Silenzio tedesco, mutismo europeo

Buongiorno,

c'è una cosa che, pur essendo una conferma di cose già note e forse scontate, mi ha colpito molto (e molto negativamente) della questione relativa alla sicurezza di fronte al terrorismo integralista, ed è la totale assenza di una comune voce europea persino su un argomento così cruciale.

L'appello di Hollande ai partner europei per avere il loro appoggio contro l'Isis mi pare abbia ottenuto una adesione unanime me sostanzialmente di facciata, il cui apice sembra essersi concretizzato nell'accordare anche quest'anno ai transalpini lo sforamento (già conseguito precedentemente agli attentati di Parigi) dei parametri di bilancio in sede europea: poco più dell'ampia adesione alla marcia che aveva fatto seguito al massacro di Charlie Hebdò.

La mia impressione è che questo sia il risultato di un'Europa ormai autoconfinatasi ad essere una realtà meramente economica (e non politica nè militare) e che ha ormai accettato in questo campo il ruolo egemone tedesco.

Nel momento in cui si trattano problemi di un certo impatto in materia economica abbiamo infatti la certezza che la Germania farà sentire il suo peso e l'intero continente si adeguerà (con un riflesso che ormai ha un che di pavloviano), magari anche a costo di sacrificare democrazia e welfare o di stravolgere le politiche relative all'immigrazione.
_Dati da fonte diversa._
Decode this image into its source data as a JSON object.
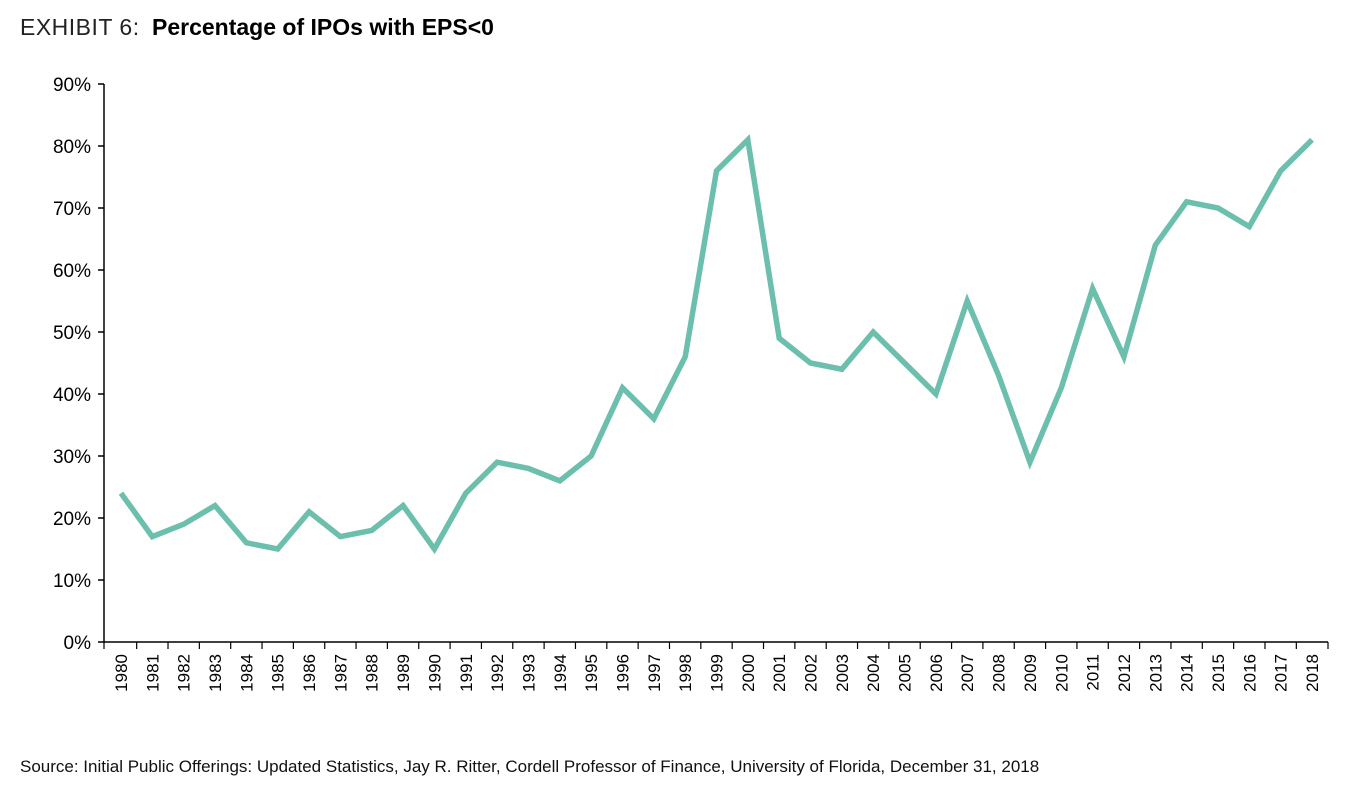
{
  "header": {
    "exhibit_label": "EXHIBIT 6:",
    "title": "Percentage of IPOs with EPS<0"
  },
  "source": "Source: Initial Public Offerings: Updated Statistics, Jay R. Ritter, Cordell Professor of Finance, University of Florida, December 31, 2018",
  "colors": {
    "line": "#6cbfad",
    "axis": "#000000"
  },
  "chart_data": {
    "type": "line",
    "title": "Percentage of IPOs with EPS<0",
    "xlabel": "",
    "ylabel": "",
    "ylim": [
      0,
      90
    ],
    "ytick_step": 10,
    "ytick_format": "percent",
    "grid": false,
    "categories": [
      "1980",
      "1981",
      "1982",
      "1983",
      "1984",
      "1985",
      "1986",
      "1987",
      "1988",
      "1989",
      "1990",
      "1991",
      "1992",
      "1993",
      "1994",
      "1995",
      "1996",
      "1997",
      "1998",
      "1999",
      "2000",
      "2001",
      "2002",
      "2003",
      "2004",
      "2005",
      "2006",
      "2007",
      "2008",
      "2009",
      "2010",
      "2011",
      "2012",
      "2013",
      "2014",
      "2015",
      "2016",
      "2017",
      "2018"
    ],
    "series": [
      {
        "values": [
          24,
          17,
          19,
          22,
          16,
          15,
          21,
          17,
          18,
          22,
          15,
          24,
          29,
          28,
          26,
          30,
          41,
          36,
          46,
          76,
          81,
          49,
          45,
          44,
          50,
          45,
          40,
          55,
          43,
          29,
          41,
          57,
          46,
          64,
          71,
          70,
          67,
          76,
          81
        ]
      }
    ]
  }
}
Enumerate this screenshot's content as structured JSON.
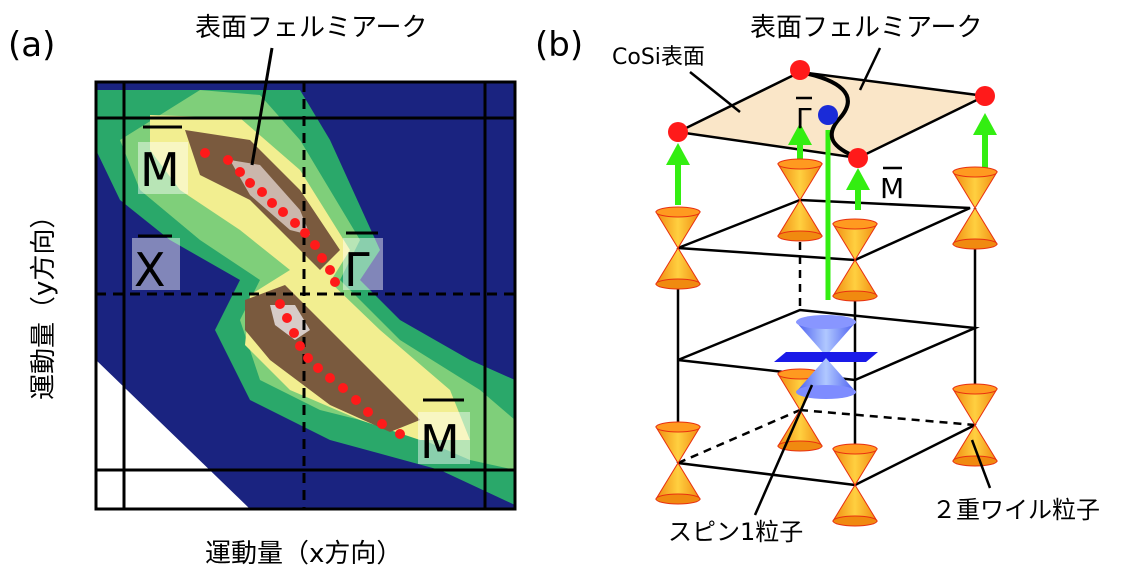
{
  "panel_a": {
    "label": "(a)",
    "arc_label": "表面フェルミアーク",
    "point_M_top": "M",
    "point_X": "X",
    "point_Gamma": "Γ",
    "point_M_bottom": "M",
    "x_axis_label": "運動量（x方向）",
    "y_axis_label": "運動量（y方向）",
    "colors": {
      "background": "#1a2380",
      "arc_dots": "#ff1a1a",
      "intensity_low": "#2aa86a",
      "intensity_mid": "#f2ee90",
      "intensity_high": "#7a5a3e"
    }
  },
  "panel_b": {
    "label": "(b)",
    "arc_label": "表面フェルミアーク",
    "surface_label": "CoSi表面",
    "point_Gamma": "Γ",
    "point_M": "M",
    "spin1_label": "スピン1粒子",
    "weyl_label": "２重ワイル粒子",
    "colors": {
      "surface": "#fae6c8",
      "node": "#ff1a1a",
      "gamma_node": "#1a2bd8",
      "arrow": "#33ee11",
      "cone": "#f7a21c",
      "spin1_cone": "#6a78f5"
    }
  }
}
Il fatto è che, apparentemente, la Germania sembra rifiutare un ruolo di guida al di fuori degli ambiti economici o di quegli aspetti che ritiene non la riguardino direttamente, in particolare in materia militare.

E poichè la natura dell'immigrazione che l'ha interessata nei decenni scorsi e, credo, le politiche di integrazione portate avanti l'hanno sinora preservata da significativi fenomeni terroristici di matrice integralista e probabilmente l'hanno convinta di poterne essere esente anche in futuro, il riferimento tedesco per i problemi che si stanno affrontando in questi giorni non c'è.

E l'Europa, abituata a farsi condurre dalla Germania, si ritrova ad essere priva di quello che ha imparato a considerare il proprio capo e, purtroppo, a non saperne proporre uno di alternativo, vuoi per l'impossibilità della cosa in materia politica (1), vuoi per la scarsa autorevolezza di alcuni potenziali candidati in campo militare (2).

E questo ci pone in una condizione di grande debolezza.

Ciao

Paolo

(1) il progressivo ampiamento dei confini dell'EU ha comportato l'inclusione di Stati che hanno impostazioni, visioni e disegni politici molto diversi tra loro. Individuare una linea politica comune tra 27 Stati è diventato enormemente più complesso di quanto sarebbe stato farlo vent'anni fa, quando la cosa riguardava un numero di stati molto inferiore.

(2) Sul piano militare immagino che Francia ed Inghilterra potrebbero ambire al ruolo di leader europeo per tradizione e peso dei loro dispositivi. Ma l'Inghilterra non mi pare continui a non aver intenzione di integrarsi in Europa e scegliere come leader della coalizione lo Stato che in questo momento è la prima vittima (e pesantemente esposto, se non almeno in parte responsabile, sugli scenari attualmente più critici per il continente) sarebbe poco opportuno.